= Eri Matsui =

Japanese fashion designer

Eri Matsui (松居 エリ) is a Japanese fashion designer known for mathematically inspired designs.

==Information==
Eri Matsui's 2000 collection featured many designs created using the Mathematica software program. In the spring of 2006 she made news by designing a wedding dress intended to look good in zero-g and sponsored a design competition for clothing to be worn under such conditions, the Hyper Space Couture Design Contest.

==History==
Eri Matsui was born in 1952 in Aichi Prefecture. She studied fine arts and design. After, she continued those studies and also took part in graphic design. Matsui began designing her clothing in Chicago after her husband was transferred there. She attended William Rainey Harper College where she found her interest in fashion design. She spent six years in Chicago, working and designing clothes.
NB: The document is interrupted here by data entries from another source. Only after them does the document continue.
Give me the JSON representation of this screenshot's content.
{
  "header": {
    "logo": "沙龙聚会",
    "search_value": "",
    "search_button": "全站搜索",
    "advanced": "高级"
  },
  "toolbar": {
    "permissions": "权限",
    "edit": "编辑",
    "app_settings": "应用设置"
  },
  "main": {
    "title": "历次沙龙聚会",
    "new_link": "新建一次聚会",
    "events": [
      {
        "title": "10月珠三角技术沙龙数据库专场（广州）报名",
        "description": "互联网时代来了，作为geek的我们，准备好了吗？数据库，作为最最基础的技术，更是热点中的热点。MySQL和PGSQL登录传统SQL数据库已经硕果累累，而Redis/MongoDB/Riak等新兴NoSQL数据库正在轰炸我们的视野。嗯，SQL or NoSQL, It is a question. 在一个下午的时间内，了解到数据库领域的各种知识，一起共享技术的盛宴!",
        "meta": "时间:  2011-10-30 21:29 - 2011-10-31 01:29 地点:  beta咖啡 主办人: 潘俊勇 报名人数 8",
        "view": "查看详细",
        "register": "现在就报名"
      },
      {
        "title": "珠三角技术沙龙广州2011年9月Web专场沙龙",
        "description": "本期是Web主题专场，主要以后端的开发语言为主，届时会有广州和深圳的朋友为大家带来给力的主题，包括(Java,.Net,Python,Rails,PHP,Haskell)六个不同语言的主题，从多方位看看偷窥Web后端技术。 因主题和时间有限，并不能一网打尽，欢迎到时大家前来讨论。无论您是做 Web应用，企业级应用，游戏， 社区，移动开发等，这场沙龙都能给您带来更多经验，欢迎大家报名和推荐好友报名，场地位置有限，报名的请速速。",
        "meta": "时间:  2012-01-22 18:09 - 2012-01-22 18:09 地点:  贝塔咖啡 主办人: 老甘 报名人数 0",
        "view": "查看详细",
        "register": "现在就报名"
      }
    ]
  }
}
After, she returned to Japan where she started her own company. Matsui had studios in Tokyo, and Paris. Her designs and clothing showed up in Tokyo Collection in the mid-1990s and has remained a constant there.

==Sources==
- Design for the First Astrobride The Guardian, May 3, 2006.
- On the Runway: Spacewear Meant to Dazzle, Even in Zero Gravity by Dennis Overbye. The New York Times May 16, 2006.